Common misconceptions

  • Misconception: Satellites are always connected.
    Reality: CubeSats pass overhead for limited windows. Between passes, there is blackout.
  • Misconception: More data is always better.
    Reality: Large packets (images) can crowd out critical health/battery telemetry.
  • Misconception: Images should always be prioritized.
    Reality: Images can block critical telemetry. Health and safety data usually comes first.
  • Misconception: Command timing doesn't matter.
    Reality: Commands sent during blackout are delayed until the next pass window.
  • Misconception: Routine telemetry should crowd out safety packets.
    Reality: Critical health and battery packets should be prioritized over routine data.
  • Misconception: This is real CubeSat relay software.
    Reality: This is a teaching-grade model. Real relay operations involve certified RF analysis.
  • Misconception: If telemetry diverges from expected, something is always broken.
    Reality: Divergence can be caused by timing, queue order, or capacity limits — not only hardware faults. Multiple clues are needed.

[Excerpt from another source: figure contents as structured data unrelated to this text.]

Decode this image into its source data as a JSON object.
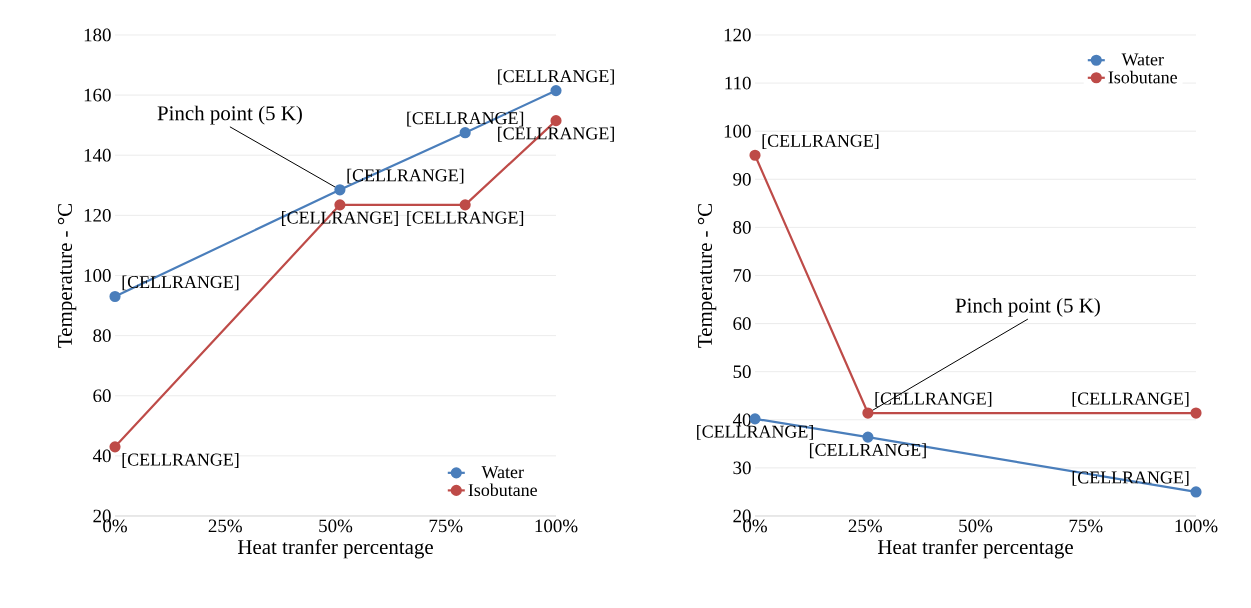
{
  "chart_data": [
    {
      "type": "line",
      "xlabel": "Heat tranfer percentage",
      "ylabel": "Temperature - °C",
      "x": [
        0,
        0.51,
        0.794,
        1
      ],
      "series": [
        {
          "name": "Water",
          "color": "#4a7ebb",
          "values": [
            93,
            128.5,
            147.5,
            161.5
          ],
          "value_labels": [
            "[CELLRANGE]",
            "[CELLRANGE]",
            "[CELLRANGE]",
            "[CELLRANGE]"
          ]
        },
        {
          "name": "Isobutane",
          "color": "#be4b48",
          "values": [
            43,
            123.5,
            123.5,
            151.5
          ],
          "value_labels": [
            "[CELLRANGE]",
            "[CELLRANGE]",
            "[CELLRANGE]",
            "[CELLRANGE]"
          ]
        }
      ],
      "xlim": [
        0,
        1
      ],
      "ylim": [
        20,
        180
      ],
      "xticks": [
        {
          "value": 0,
          "label": "0%"
        },
        {
          "value": 0.25,
          "label": "25%"
        },
        {
          "value": 0.5,
          "label": "50%"
        },
        {
          "value": 0.75,
          "label": "75%"
        },
        {
          "value": 1,
          "label": "100%"
        }
      ],
      "yticks": [
        20,
        40,
        60,
        80,
        100,
        120,
        140,
        160,
        180
      ],
      "grid": "y",
      "legend": "bottom right",
      "marker": "circle",
      "line_style": "solid",
      "annotations": [
        {
          "text": "Pinch point (5 K)",
          "x": 0.51,
          "y": 128.5
        }
      ]
    },
    {
      "type": "line",
      "xlabel": "Heat tranfer percentage",
      "ylabel": "Temperature - °C",
      "x": [
        0,
        0.256,
        1
      ],
      "series": [
        {
          "name": "Water",
          "color": "#4a7ebb",
          "values": [
            40.2,
            36.4,
            25
          ],
          "value_labels": [
            "[CELLRANGE]",
            "[CELLRANGE]",
            "[CELLRANGE]"
          ]
        },
        {
          "name": "Isobutane",
          "color": "#be4b48",
          "values": [
            95,
            41.4,
            41.4
          ],
          "value_labels": [
            "[CELLRANGE]",
            "[CELLRANGE]",
            "[CELLRANGE]"
          ]
        }
      ],
      "xlim": [
        0,
        1
      ],
      "ylim": [
        20,
        120
      ],
      "xticks": [
        {
          "value": 0,
          "label": "0%"
        },
        {
          "value": 0.25,
          "label": "25%"
        },
        {
          "value": 0.5,
          "label": "50%"
        },
        {
          "value": 0.75,
          "label": "75%"
        },
        {
          "value": 1,
          "label": "100%"
        }
      ],
      "yticks": [
        20,
        30,
        40,
        50,
        60,
        70,
        80,
        90,
        100,
        110,
        120
      ],
      "grid": "y",
      "legend": "top right",
      "marker": "circle",
      "line_style": "solid",
      "annotations": [
        {
          "text": "Pinch point (5 K)",
          "x": 0.256,
          "y": 41.4
        }
      ]
    }
  ]
}
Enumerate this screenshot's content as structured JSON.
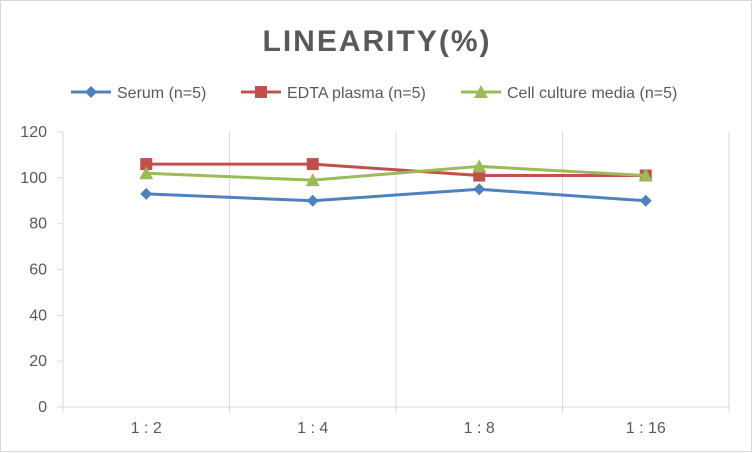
{
  "chart_data": {
    "type": "line",
    "title": "LINEARITY(%)",
    "categories": [
      "1:2",
      "1:4",
      "1:8",
      "1:16"
    ],
    "ylim": [
      0,
      120
    ],
    "yticks": [
      0,
      20,
      40,
      60,
      80,
      100,
      120
    ],
    "grid": "vertical",
    "legend_position": "top",
    "series": [
      {
        "name": "Serum (n=5)",
        "values": [
          93,
          90,
          95,
          90
        ],
        "color": "#4f81bd",
        "marker": "diamond"
      },
      {
        "name": "EDTA plasma (n=5)",
        "values": [
          106,
          106,
          101,
          101
        ],
        "color": "#c0504d",
        "marker": "square"
      },
      {
        "name": "Cell culture media (n=5)",
        "values": [
          102,
          99,
          105,
          101
        ],
        "color": "#9bbb59",
        "marker": "triangle"
      }
    ]
  }
}
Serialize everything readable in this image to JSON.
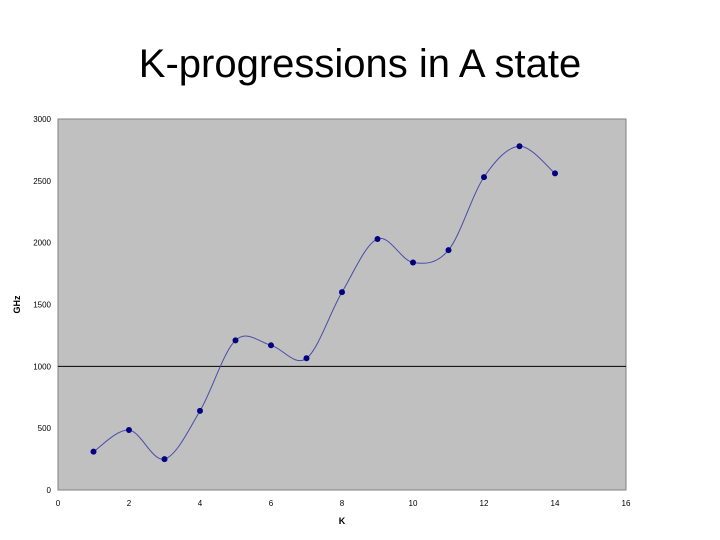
{
  "chart_data": {
    "type": "line",
    "title": "K-progressions in A state",
    "xlabel": "K",
    "ylabel": "GHz",
    "xlim": [
      0,
      16
    ],
    "ylim": [
      0,
      3000
    ],
    "x_ticks": [
      0,
      2,
      4,
      6,
      8,
      10,
      12,
      14,
      16
    ],
    "y_ticks": [
      0,
      500,
      1000,
      1500,
      2000,
      2500,
      3000
    ],
    "grid": false,
    "reference_line": 1000,
    "smoothed": true,
    "marker": "circle",
    "colors": {
      "plot_bg": "#c0c0c0",
      "series": "#000080",
      "line": "#4a4aa8"
    },
    "series": [
      {
        "x": [
          1,
          2,
          3,
          4,
          5,
          6,
          7,
          8,
          9,
          10,
          11,
          12,
          13,
          14
        ],
        "y": [
          310,
          485,
          250,
          640,
          1210,
          1170,
          1065,
          1600,
          2030,
          1840,
          1940,
          2530,
          2780,
          2560
        ]
      }
    ]
  }
}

Boundary reminder: This is a software-only, browser-local teaching prototype. It does not connect to real CubeSat or rover hardware, does not use certified orbital mechanics or RF link budgets, and should not be presented as professional relay operations software.

Scorecard boundaries

What This Scorecard Is — and Is Not

  • Formative rubric — helps students reflect on mission performance across safety, reasoning, and evidence.
  • Local-only — computed in your browser. Not stored, not submitted, not synced to any server.
  • Teaching-grade — designed for classroom discussion, not certified engineering assessment.
  • Not an official grade — should not be used as a formal academic grade without teacher judgment.
  • Not a leaderboard — there is no online ranking, no automatic competition backend.
  • Manual sharing — students copy/print their report and share it with the teacher manually.
  • No AI scoring — all scoring is deterministic rules, not LLM or ML-based grading.
  • No backend — no accounts, no submissions, no cloud storage, no teacher dashboard.

Capability boundary

What this is — and is not

  • Teaching-grade model: Deterministic pass-window simulation for education, not certified relay/flight software.
  • Software-only: No real satellite, rover, or ground station hardware is connected.
  • Browser-local: All state runs in the browser. No backend, no accounts, no submissions saved.
  • Simplified orbital model: Pass schedule is time-based cycle, not real-time orbital propagation.
  • No real RF analysis: Communication is modeled conceptually, not with certified link budgets.
  • Packet prioritization demo: Priority modes illustrate concepts, not production algorithms.
  • No real telemetry: Telemetry packets are simulated, not from actual spacecraft subsystems.
  • Prototype v0: Second interactive mission challenge. Deeper simulation planned for future phases.